Development of Evaluation Method of Regional Contractility of Left Ventricle Using Gated Myocardial SPECT and Assessment of Reproducibility.
- Author:
Byeong Il LEE
1
;
Dong Soo LEE
;
Jae Sung LEE
;
Won Jun KANG
;
June Key CHUNG
;
Myung Chul LEE
;
Heung Kook CHOI
Author Information
1. Department of Information & Computer Engineering, Inje University, Kimhae, Korea.
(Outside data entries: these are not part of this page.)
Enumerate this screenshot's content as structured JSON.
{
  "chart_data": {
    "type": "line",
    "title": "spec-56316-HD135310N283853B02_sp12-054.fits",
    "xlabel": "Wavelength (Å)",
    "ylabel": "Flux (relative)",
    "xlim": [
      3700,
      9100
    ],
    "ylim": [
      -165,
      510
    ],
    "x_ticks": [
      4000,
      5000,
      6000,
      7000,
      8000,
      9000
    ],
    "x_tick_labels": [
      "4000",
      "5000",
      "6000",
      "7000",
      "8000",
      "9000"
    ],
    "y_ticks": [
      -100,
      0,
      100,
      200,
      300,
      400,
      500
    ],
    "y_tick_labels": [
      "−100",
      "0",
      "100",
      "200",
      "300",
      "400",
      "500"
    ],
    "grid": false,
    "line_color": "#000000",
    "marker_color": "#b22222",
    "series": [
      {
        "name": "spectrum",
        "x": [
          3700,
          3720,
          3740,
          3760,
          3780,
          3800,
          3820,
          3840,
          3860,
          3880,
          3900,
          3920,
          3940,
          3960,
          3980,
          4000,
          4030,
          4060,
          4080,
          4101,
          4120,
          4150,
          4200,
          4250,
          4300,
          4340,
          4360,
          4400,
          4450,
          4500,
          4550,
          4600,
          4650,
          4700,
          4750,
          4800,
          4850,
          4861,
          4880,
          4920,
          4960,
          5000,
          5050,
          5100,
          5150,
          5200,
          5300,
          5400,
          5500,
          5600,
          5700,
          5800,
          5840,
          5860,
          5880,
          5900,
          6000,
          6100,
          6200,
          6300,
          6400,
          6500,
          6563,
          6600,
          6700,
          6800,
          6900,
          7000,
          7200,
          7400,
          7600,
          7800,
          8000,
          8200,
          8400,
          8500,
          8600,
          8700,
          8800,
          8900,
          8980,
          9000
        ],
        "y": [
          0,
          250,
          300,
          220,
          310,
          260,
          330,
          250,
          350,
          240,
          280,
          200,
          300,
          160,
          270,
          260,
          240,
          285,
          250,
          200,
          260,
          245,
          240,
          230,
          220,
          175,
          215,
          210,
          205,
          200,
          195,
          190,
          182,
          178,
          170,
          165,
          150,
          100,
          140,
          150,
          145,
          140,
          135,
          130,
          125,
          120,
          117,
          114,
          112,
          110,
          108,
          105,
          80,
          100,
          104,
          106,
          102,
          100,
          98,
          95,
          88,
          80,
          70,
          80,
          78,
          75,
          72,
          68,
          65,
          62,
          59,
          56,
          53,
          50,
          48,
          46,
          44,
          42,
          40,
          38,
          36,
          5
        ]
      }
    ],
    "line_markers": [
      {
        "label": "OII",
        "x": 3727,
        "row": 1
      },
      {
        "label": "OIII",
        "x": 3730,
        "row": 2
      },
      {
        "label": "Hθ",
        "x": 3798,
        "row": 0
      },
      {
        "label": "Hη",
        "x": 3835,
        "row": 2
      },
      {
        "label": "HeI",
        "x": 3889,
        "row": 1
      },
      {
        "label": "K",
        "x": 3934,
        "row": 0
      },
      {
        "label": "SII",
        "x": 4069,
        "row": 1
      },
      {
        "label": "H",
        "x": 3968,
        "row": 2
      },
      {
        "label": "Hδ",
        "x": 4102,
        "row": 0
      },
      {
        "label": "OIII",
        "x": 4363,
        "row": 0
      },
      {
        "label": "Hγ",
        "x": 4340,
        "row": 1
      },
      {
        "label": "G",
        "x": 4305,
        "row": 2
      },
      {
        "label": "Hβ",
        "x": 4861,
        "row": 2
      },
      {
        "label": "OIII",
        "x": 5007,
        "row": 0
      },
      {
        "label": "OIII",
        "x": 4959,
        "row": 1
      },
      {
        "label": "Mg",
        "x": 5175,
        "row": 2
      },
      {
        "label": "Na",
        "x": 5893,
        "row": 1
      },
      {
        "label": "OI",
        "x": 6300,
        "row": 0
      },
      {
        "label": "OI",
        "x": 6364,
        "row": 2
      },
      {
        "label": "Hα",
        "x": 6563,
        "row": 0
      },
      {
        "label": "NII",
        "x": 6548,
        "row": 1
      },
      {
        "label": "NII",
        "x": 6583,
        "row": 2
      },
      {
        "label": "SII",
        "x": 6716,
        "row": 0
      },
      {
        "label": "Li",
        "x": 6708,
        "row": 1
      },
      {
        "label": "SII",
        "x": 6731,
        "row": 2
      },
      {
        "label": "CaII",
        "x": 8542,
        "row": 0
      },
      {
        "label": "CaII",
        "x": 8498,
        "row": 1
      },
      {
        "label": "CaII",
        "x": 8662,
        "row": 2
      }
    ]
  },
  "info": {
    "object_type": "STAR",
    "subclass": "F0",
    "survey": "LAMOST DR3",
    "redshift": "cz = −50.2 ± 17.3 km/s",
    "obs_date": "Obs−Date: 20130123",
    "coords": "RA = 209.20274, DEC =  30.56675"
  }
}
- Publication Type:Original Article
- Keywords:
gated myocardial SPECT;
contractility;
regional Emax
- MeSH:
Arteries;
Coronary Artery Disease;
Heart Ventricles*;
Humans;
Radial Artery;
Tomography, Emission-Computed, Single-Photon*
- From:Korean Journal of Nuclear Medicine
2003;37(6):355-363
- CountryRepublic of Korea
- Language:Korean
-
Abstract:
PURPOSE: Regional contractility can be calculated using the regional volume change of left ventricle measured by gated myocardial SPECT image and curve of central artery pressure obtained from radial artery pressure data. In this study, a program to obtain the regional contractility was developed, and reproducibility of regional contractility measurement was assessed. MATERIALS AND METHODS: Seven patients (male: female=5: 2, 58+/-11.9 years) with coronary artery diseases underwent gated Tc-99m MIBI myocardial SPECT twice without delay between two scans. Regional volume change of left ventricle was estimated using CSA (Cardiac SPECT Analyzer) software developed in this study. Regional contractility was iteratively estimated from the time-elastance curve obtained using the time-pressure curve and regional time-volume curve. Reproducibility of regional contractility measurement assessed by comparing the contractility values measured twice from the same SPECT data and by comparing those measured from the pair of SPECT data obtained from a same patient. RESULTS: Measured regional contractility was 3.36 +/- 3.38 mmHg/mL using 15-segment model, 3.16 +/- 2.25 mmHg/mL using 7-segment model, and 3.11 +/- 2.57 mmHg/mL using 5-segment model. The harmonic average of regional contractility value was almost identical to the global contractility. Correlation coefficient of regional contractility values measured twice from the same data was greater than 0.97 for all models, and two standard deviations of contractility difference on Bland Altman plot were 1.5%, 1.0%, and 0.9% for 15-, 7-, and 5-segment models, respectively. Correlation coefficient of regional contractility values measured from the pair of SPECT data obtained from a same patient was greater than 0.95 for all models, and two standard deviations on Bland Altman plot were 2.2%, 1.0%, and 1.2%. CONCLUSION: Regional contractility of left ventricle measured using developed software in this study was reproducible. Regional contractility of left ventricle will be a new useful index for myocardial function after analysis of the clinical data.